Lung cancer, the most common cancer worldwide, is targeted with radiation therapy (RT) in nearly one-half of cases. RT planning is a manual, resource-intensive process that can take days to weeks to complete, and even highly trained physicians vary in their determinations of how much tissue to target with radiation. Furthermore, a shortage of radiation-oncology practitioners and clinics worldwide is expected to grow as cancer rates increase.
Brigham and Women’s Hospital researchers and collaborators, working under the Artificial Intelligence in Medicine Program of Mass General Brigham, developed and validated a deep learning algorithm that can identify and outline (“segment”) a non-small cell lung cancer (NSCLC) tumor on a computed tomography (CT) scan within seconds. Their research, published in Lancet Digital Health, also demonstrates that radiation oncologists using the algorithm in simulated clinics performed as well as physicians not using the algorithm, while working 65 percent more quickly.

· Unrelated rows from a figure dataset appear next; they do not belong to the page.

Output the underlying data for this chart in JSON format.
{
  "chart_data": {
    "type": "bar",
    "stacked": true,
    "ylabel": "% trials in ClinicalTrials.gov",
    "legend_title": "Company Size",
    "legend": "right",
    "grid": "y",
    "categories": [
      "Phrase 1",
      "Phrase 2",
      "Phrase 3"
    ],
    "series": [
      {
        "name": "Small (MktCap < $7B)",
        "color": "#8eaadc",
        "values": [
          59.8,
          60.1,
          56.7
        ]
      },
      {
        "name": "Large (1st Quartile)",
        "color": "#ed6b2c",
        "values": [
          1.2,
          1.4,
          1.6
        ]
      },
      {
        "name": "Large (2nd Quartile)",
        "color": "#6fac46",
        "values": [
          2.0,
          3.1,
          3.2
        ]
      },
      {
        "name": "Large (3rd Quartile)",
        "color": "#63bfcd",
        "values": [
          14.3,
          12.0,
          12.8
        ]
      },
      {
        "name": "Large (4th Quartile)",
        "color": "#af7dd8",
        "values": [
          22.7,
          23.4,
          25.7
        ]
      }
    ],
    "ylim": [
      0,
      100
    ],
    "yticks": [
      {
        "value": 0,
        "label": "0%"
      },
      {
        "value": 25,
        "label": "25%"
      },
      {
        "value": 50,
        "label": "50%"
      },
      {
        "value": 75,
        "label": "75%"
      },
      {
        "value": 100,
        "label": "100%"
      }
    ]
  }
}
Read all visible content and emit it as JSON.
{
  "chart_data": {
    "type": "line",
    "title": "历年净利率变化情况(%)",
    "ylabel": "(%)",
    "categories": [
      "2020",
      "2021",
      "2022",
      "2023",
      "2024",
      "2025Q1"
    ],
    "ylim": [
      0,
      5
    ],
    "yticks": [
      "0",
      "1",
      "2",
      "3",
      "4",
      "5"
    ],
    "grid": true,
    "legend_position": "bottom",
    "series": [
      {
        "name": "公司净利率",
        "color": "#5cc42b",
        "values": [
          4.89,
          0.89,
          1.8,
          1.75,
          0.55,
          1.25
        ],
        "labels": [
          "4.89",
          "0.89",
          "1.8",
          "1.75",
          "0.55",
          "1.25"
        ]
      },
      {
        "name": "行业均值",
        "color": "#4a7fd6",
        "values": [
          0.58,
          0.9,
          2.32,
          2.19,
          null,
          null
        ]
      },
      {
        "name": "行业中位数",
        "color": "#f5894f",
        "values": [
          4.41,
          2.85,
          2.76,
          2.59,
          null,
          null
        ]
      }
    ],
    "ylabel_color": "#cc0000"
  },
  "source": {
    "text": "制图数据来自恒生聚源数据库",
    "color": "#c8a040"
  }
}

“The biggest translation gap in AI applications to medicine is the failure to study how to use AI to improve human clinicians, and vice versa,” said corresponding author Raymond Mak, MD, of the Brigham’s Department of Radiation Oncology. “We’re studying how to make human-AI partnerships and collaborations that result in better outcomes for patients.
The benefits of this approach for patients include greater consistency in segmenting tumors and accelerated times to treatment. The clinician benefits include a reduction in mundane but difficult computer work, which can reduce burnout and increase the time they can spend with patients.”
The researchers used CT images from 787 patients to train their model to distinguish tumors from other tissues. They tested the algorithm’s performance using scans from over 1,300 patients from increasingly external datasets.
Developing and validating the algorithm involved close collaboration between data scientists and radiation oncologists. For example, when the researchers observed that the algorithm was incorrectly segmenting CT scans involving the lymph nodes, they retrained the model with more of these scans to improve its performance.
Finally, the researchers asked eight radiation oncologists to perform segmentation tasks as well as rate and edit segmentations produced by either another expert physician or the algorithm (they were not told which). There was no significant difference in performance between human-AI collaborations and human-produced (de novo) segmentations.
Intriguingly, physicians worked 65 percent faster and with 32 percent less variation when editing an AI-produced segmentation compared to a manually produced one, even though they were unaware of which one they were editing. They also rated the quality of AI-drawn segmentations more highly than the human expert-drawn segmentations in this blinded study.
Going forward, the researchers plan to combine this work with AI models they designed previously that can identify “organs at risk” of receiving undesired radiation during cancer treatment (such as the heart) and thereby exclude them from radiotherapy. They are continuing to study how physicians interact with AI to ensure that AI-partnerships help, rather than harm, clinical practice, and are developing a second, independent segmentation algorithm that can verify both human and AI-drawn segmentations.
“This study presents a novel evaluation strategy for AI models that emphasizes the importance of human-AI collaboration,” said co-author Hugo Aerts, PhD, of the Department of Radiation Oncology. “This is especially necessary because in silico (computer-modeled) evaluations can give different results than clinical evaluations. Our approach can help pave the way towards clinical deployment.”